February 17, 2008

More spellchecker fun


Two pieces of e-mail yesterday on the oddities of spellcheckers.  Can you guess what happened when

Piotr Orbis Proszynski put benefactive through his Outlook spellchecker; and

Bruce Webster wrote e-mail about a cat named Tigger via Thunderbird mail; and

the word in question wasn't in the spellchecker's dictionary?


Apparently, there's not much close to benefactive; the only thing Proszynski's spellchecker could suggest was generative.  My Word for Mac spellchecker does the same.  At least, Proszynski remarked, the spellchecker offered a linguistics term.
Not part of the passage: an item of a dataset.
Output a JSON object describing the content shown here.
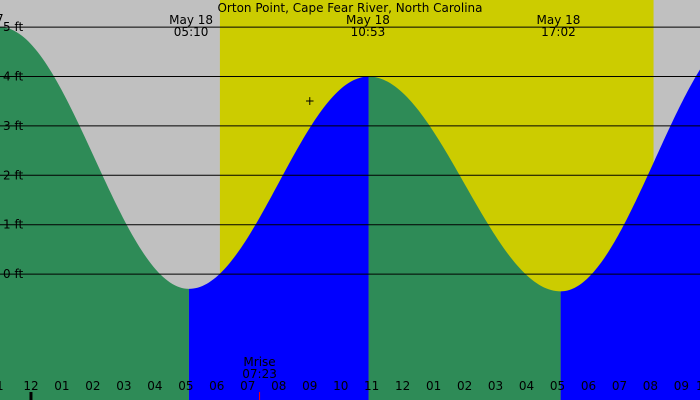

I tried a few more grammatical terms, more or less at random, on my Mac, and found that ergative and illative were in its dictionary, but (no surprise) semelfactive was not -- simulative was the only alternative offered -- nor was antipassive, for which the entertaining ant passive was offered.  Other terms elicited a richer set of substitutes:

allative: illative, ablative, elative, ablatives, allusive

inessive: inside, intensive, emissive, indecisive, inactive, insider, insides, immersive

But on to Webster and Tigger.  This time the surprise was what was IN the spellchecker's dictionary.

Tigger: nigger, rigger, digger, bigger, trigger, tiger

My own spellchecker won't go there (but it preserves caps):

Tigger: Tiger, Trigger, Tigers, Digger

Webster wonders, "do any spell checkers have lists of words that are in the dictionary but that they won't suggest?"  I see that my own spellchecker DOES have nigger in its dictionary.  Maybe it blocks the word as a suggested replacement, or maybe its search algorithm just treats it as too far from Tigger.

[Added 2/18/08: five people (so far) have written to verify that many spellcheckers, including various releases of the spellchecker for Microsoft Word, do indeed block taboo and slur vocabulary as replacements.  The alternative would be to remove these words from the spellchecker's dictionary.  But then, as Jeff Erickson points out to me, the program would underline these words in red when they appeared in text, thus drawing attention to them.]

[Added 2/18/08: Bexquisite reports that a Firefox spellchecker suggested as replacements for fuchsia: Auschwitz, obfuscate.  Not at all helpful.]